Ensuite, la convergence entre la protection des citoyens français dans leur vie numérique, la lutte contre les fraudes et la sécurité nationale implique un engagement de l’État pour, enfin, permettre à chaque citoyen d’accéder à une identité numérique de niveau élevé, au sens du règlement européen eIDAS.
En parallèle, l’effort engagé en faveur de la protection des systèmes d’information depuis le Livre blanc sur la défense et la sécurité nationale de 2009 doit être poursuivi. La transposition de la directive européenne « Network Information Security » dont est chargée l’ANSSI sera un complément important aux efforts majeurs de sécurité informatique engagés par les opérateurs d’importance vitale suite à la loi de programmation militaire de décembre 2013, et plus largement par les entreprises dont la transition numérique doit être soutenue.
Enfin, alors que nos sociétés sont désormais dépendantes du numérique, il est urgent de construire la paix plus encore que d’éviter la guerre dans un cyberespace qui n’existe que couplé au monde matériel.
C’est à ces conditions que le numérique sera un facteur de progrès pour tous : en gardant l’être humain et nos valeurs européennes en son centre.
[1] La première page publiée par le CERN en 1991 est toujours en ligne… http://info.cern.ch/hypertext/WWW/TheProject.html
[2] « The search engine manipulation effect (SEME) and its possible impact on the outcomes of elections », Robert Epstein1 and Ronald E. Robertson http://www.pnas.org/content/112/33/E4512.full
[3] http://harvardmagazine.com/2000/01/code-is-law-html . Traduction : https://framablog.org/2010/05/22/code-is-law-lessig/ .
[4] « A nous d’écrire l’avenir » 2013 Eric Schmidt et Jared Cohen, plus explicite sous le titre original : « The New Digital Age: Transforming Nations, Businesses, and Our Lives »

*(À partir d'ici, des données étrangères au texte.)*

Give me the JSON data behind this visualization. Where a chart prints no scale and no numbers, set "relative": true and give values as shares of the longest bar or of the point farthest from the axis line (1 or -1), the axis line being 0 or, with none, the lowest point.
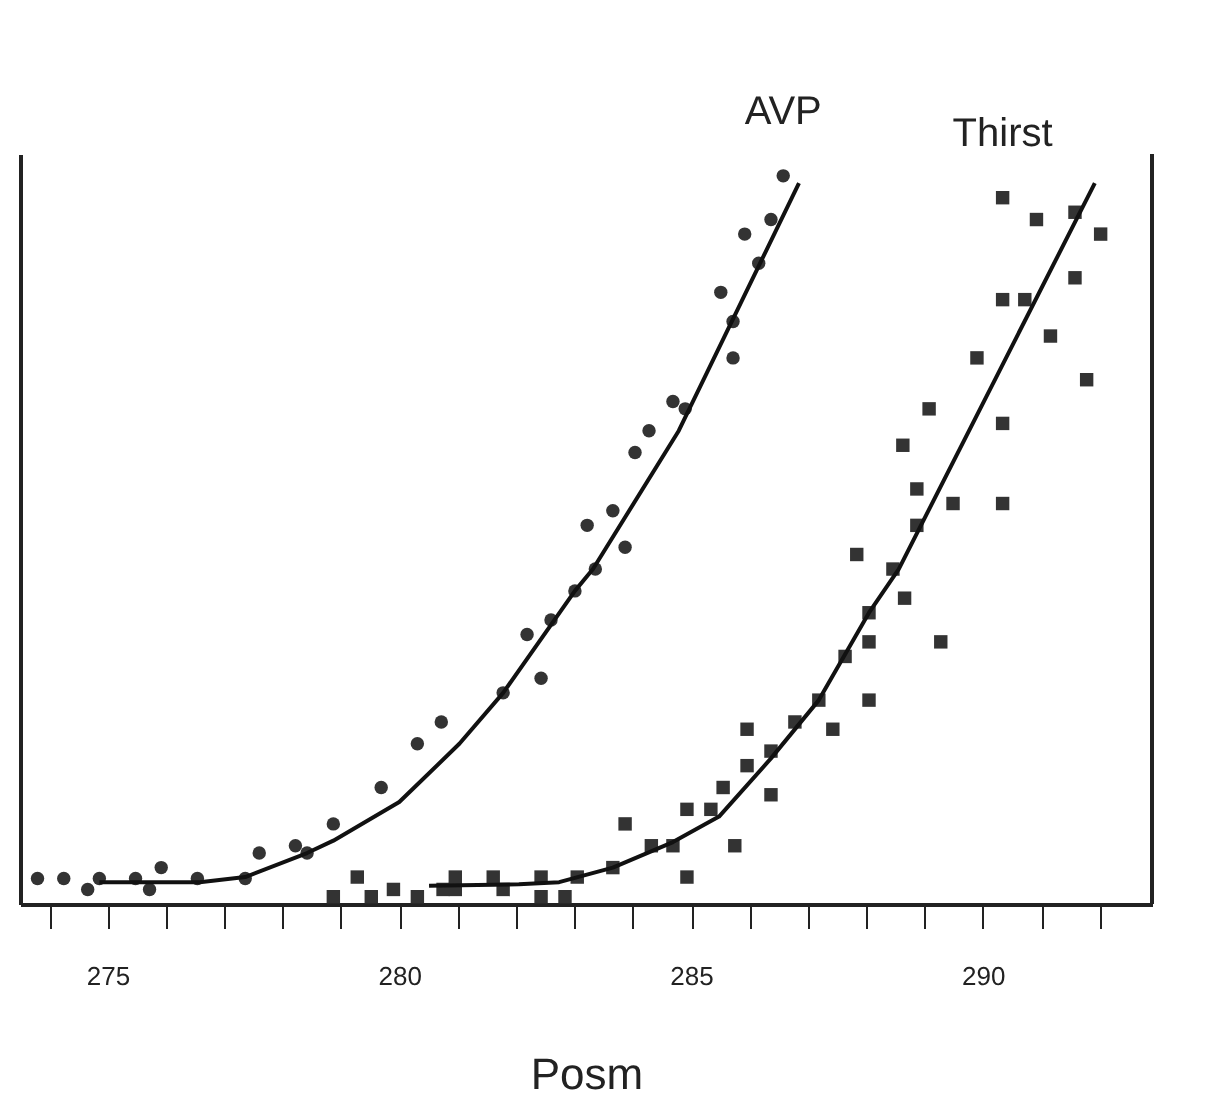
{
  "chart_data": {
    "type": "scatter",
    "relative": true,
    "xlabel": "Posm",
    "xlim": [
      273.5,
      292.9
    ],
    "xticks": [
      {
        "value": 274,
        "label": null
      },
      275,
      {
        "value": 276,
        "label": null
      },
      {
        "value": 277,
        "label": null
      },
      {
        "value": 278,
        "label": null
      },
      {
        "value": 279,
        "label": null
      },
      280,
      {
        "value": 281,
        "label": null
      },
      {
        "value": 282,
        "label": null
      },
      {
        "value": 283,
        "label": null
      },
      {
        "value": 284,
        "label": null
      },
      285,
      {
        "value": 286,
        "label": null
      },
      {
        "value": 287,
        "label": null
      },
      {
        "value": 288,
        "label": null
      },
      {
        "value": 289,
        "label": null
      },
      290,
      {
        "value": 291,
        "label": null
      },
      {
        "value": 292,
        "label": null
      }
    ],
    "grid": false,
    "series": [
      {
        "name": "AVP",
        "marker": "circle",
        "color": "#333333",
        "x": [
          273.8,
          274.25,
          274.66,
          274.86,
          275.48,
          275.72,
          275.92,
          276.54,
          277.36,
          277.6,
          278.22,
          278.42,
          278.87,
          279.69,
          280.31,
          280.72,
          281.78,
          282.19,
          282.43,
          282.6,
          283.01,
          283.36,
          283.87,
          283.22,
          283.66,
          284.04,
          284.28,
          284.69,
          284.9,
          285.72,
          285.72,
          285.51,
          286.16,
          285.92,
          286.37,
          286.58
        ],
        "values": [
          0.035,
          0.035,
          0.02,
          0.035,
          0.035,
          0.02,
          0.05,
          0.035,
          0.035,
          0.07,
          0.08,
          0.07,
          0.11,
          0.16,
          0.22,
          0.25,
          0.29,
          0.37,
          0.31,
          0.39,
          0.43,
          0.46,
          0.49,
          0.52,
          0.54,
          0.62,
          0.65,
          0.69,
          0.68,
          0.75,
          0.8,
          0.84,
          0.88,
          0.92,
          0.94,
          1.0
        ]
      },
      {
        "name": "Thirst",
        "marker": "square",
        "color": "#333333",
        "x": [
          278.87,
          279.28,
          279.52,
          279.9,
          280.31,
          280.75,
          280.96,
          280.96,
          281.61,
          281.78,
          282.43,
          282.43,
          282.84,
          283.05,
          283.66,
          283.87,
          284.32,
          284.69,
          284.93,
          284.93,
          285.34,
          285.55,
          285.75,
          285.96,
          285.96,
          286.37,
          286.37,
          286.78,
          287.19,
          287.43,
          287.64,
          288.05,
          288.05,
          288.05,
          287.84,
          288.46,
          288.66,
          289.28,
          288.87,
          288.87,
          288.63,
          289.08,
          289.49,
          290.34,
          290.34,
          289.9,
          290.34,
          290.72,
          291.16,
          291.78,
          291.58,
          290.34,
          290.92,
          291.58,
          292.02
        ],
        "values": [
          0.01,
          0.037,
          0.01,
          0.02,
          0.01,
          0.02,
          0.02,
          0.037,
          0.037,
          0.02,
          0.037,
          0.01,
          0.01,
          0.037,
          0.05,
          0.11,
          0.08,
          0.08,
          0.037,
          0.13,
          0.13,
          0.16,
          0.08,
          0.19,
          0.24,
          0.21,
          0.15,
          0.25,
          0.28,
          0.24,
          0.34,
          0.36,
          0.28,
          0.4,
          0.48,
          0.46,
          0.42,
          0.36,
          0.52,
          0.57,
          0.63,
          0.68,
          0.55,
          0.55,
          0.66,
          0.75,
          0.83,
          0.83,
          0.78,
          0.72,
          0.86,
          0.97,
          0.94,
          0.95,
          0.92
        ]
      },
      {
        "type": "line",
        "marker": "none",
        "line_style": "solid",
        "color": "#111111",
        "x": [
          274.86,
          276.58,
          277.36,
          278.42,
          278.87,
          280.0,
          281.03,
          281.78,
          283.01,
          283.32,
          284.79,
          286.85
        ],
        "values": [
          0.03,
          0.03,
          0.037,
          0.07,
          0.087,
          0.14,
          0.22,
          0.29,
          0.43,
          0.46,
          0.65,
          0.99
        ]
      },
      {
        "type": "line",
        "marker": "none",
        "line_style": "solid",
        "color": "#111111",
        "x": [
          280.51,
          282.05,
          282.74,
          283.66,
          284.69,
          285.48,
          286.37,
          287.19,
          288.05,
          288.56,
          291.92
        ],
        "values": [
          0.025,
          0.027,
          0.03,
          0.05,
          0.085,
          0.12,
          0.2,
          0.28,
          0.4,
          0.46,
          0.99
        ]
      }
    ]
  }
}
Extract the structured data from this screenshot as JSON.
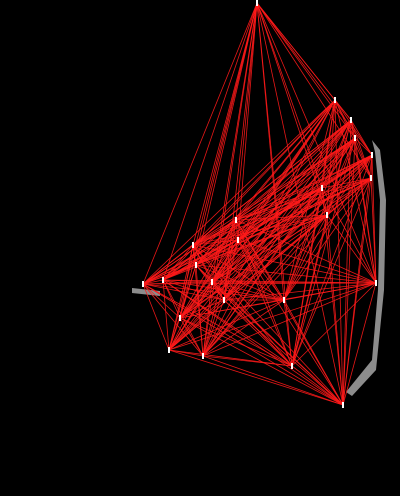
{
  "background_color": "#000000",
  "edge_color": "#ff1a1a",
  "node_color": "#ffffff",
  "glow_color": "#ffffff",
  "graph": {
    "description_free": true,
    "node_count": 23,
    "edges": "complete"
  }
}
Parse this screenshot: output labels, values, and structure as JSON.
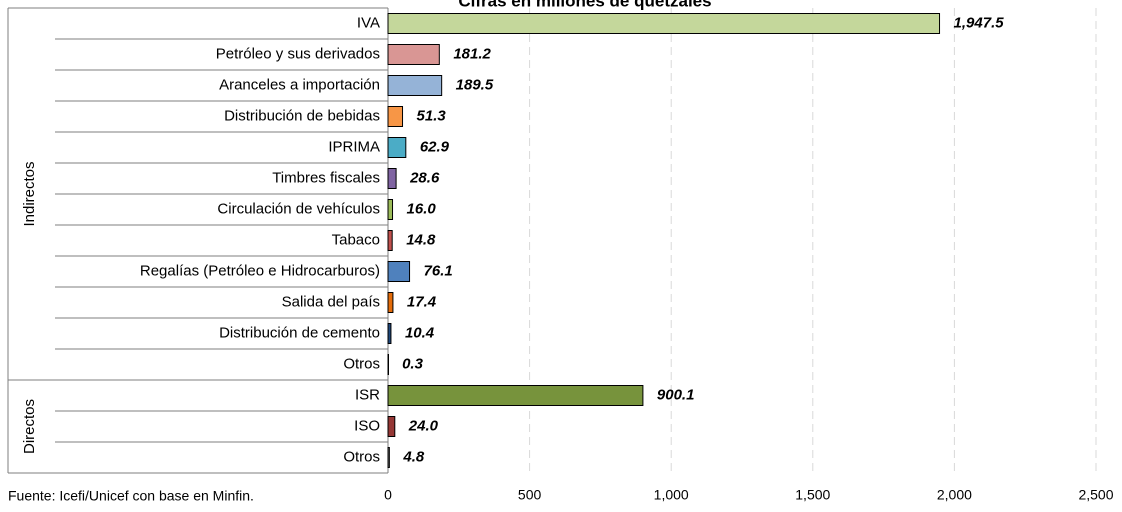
{
  "chart_data": {
    "type": "bar",
    "orientation": "horizontal",
    "title": "Cifras en millones de quetzales",
    "footnote": "Fuente: Icefi/Unicef con base en Minfin.",
    "xlim": [
      0,
      2500
    ],
    "xticks": [
      0,
      500,
      {
        "value": 1000,
        "label": "1,000"
      },
      {
        "value": 1500,
        "label": "1,500"
      },
      {
        "value": 2000,
        "label": "2,000"
      },
      {
        "value": 2500,
        "label": "2,500"
      }
    ],
    "grid": true,
    "groups": [
      {
        "name": "Indirectos",
        "categories": [
          "IVA",
          "Petróleo y sus derivados",
          "Aranceles a importación",
          "Distribución de bebidas",
          "IPRIMA",
          "Timbres fiscales",
          "Circulación de vehículos",
          "Tabaco",
          "Regalías (Petróleo e Hidrocarburos)",
          "Salida del país",
          "Distribución de cemento",
          "Otros"
        ],
        "values": [
          1947.5,
          181.2,
          189.5,
          51.3,
          62.9,
          28.6,
          16.0,
          14.8,
          76.1,
          17.4,
          10.4,
          0.3
        ],
        "value_labels": [
          "1,947.5",
          "181.2",
          "189.5",
          "51.3",
          "62.9",
          "28.6",
          "16.0",
          "14.8",
          "76.1",
          "17.4",
          "10.4",
          "0.3"
        ],
        "colors": [
          "#c4d79b",
          "#d99694",
          "#95b3d7",
          "#f79646",
          "#4bacc6",
          "#8064a2",
          "#9bbb59",
          "#c0504d",
          "#4f81bd",
          "#e46c0a",
          "#1f497d",
          "#a6a6a6"
        ]
      },
      {
        "name": "Directos",
        "categories": [
          "ISR",
          "ISO",
          "Otros"
        ],
        "values": [
          900.1,
          24.0,
          4.8
        ],
        "value_labels": [
          "900.1",
          "24.0",
          "4.8"
        ],
        "colors": [
          "#77933c",
          "#953735",
          "#7f7f7f"
        ]
      }
    ]
  }
}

[5] http://www.ssi.gouv.fr/actualite/la-strategie-nationale-pour-la-securite-du-numerique-une-reponse-aux-nouveaux-enjeux-des-usages-numeriques/
Guillaume Poupard, IGA, Responsable du pôle sécurité des systèmes d’information de la DGA
X92, docteur en cryptologie de l’École Normale Supérieure, il est d’abord expert puis chef du laboratoire de cryptographie de la Direction Centrale de la Sécurité des Systèmes d’Information. Il rejoint ensuite le Ministère de la Défense comme chef de bureau puis conseiller technique en lutte informatique. Responsable du pôle sécurité des systèmes d’information de la DGA à partir de 2010, il est nommé directeur général de l’ANSSI en mars 2014.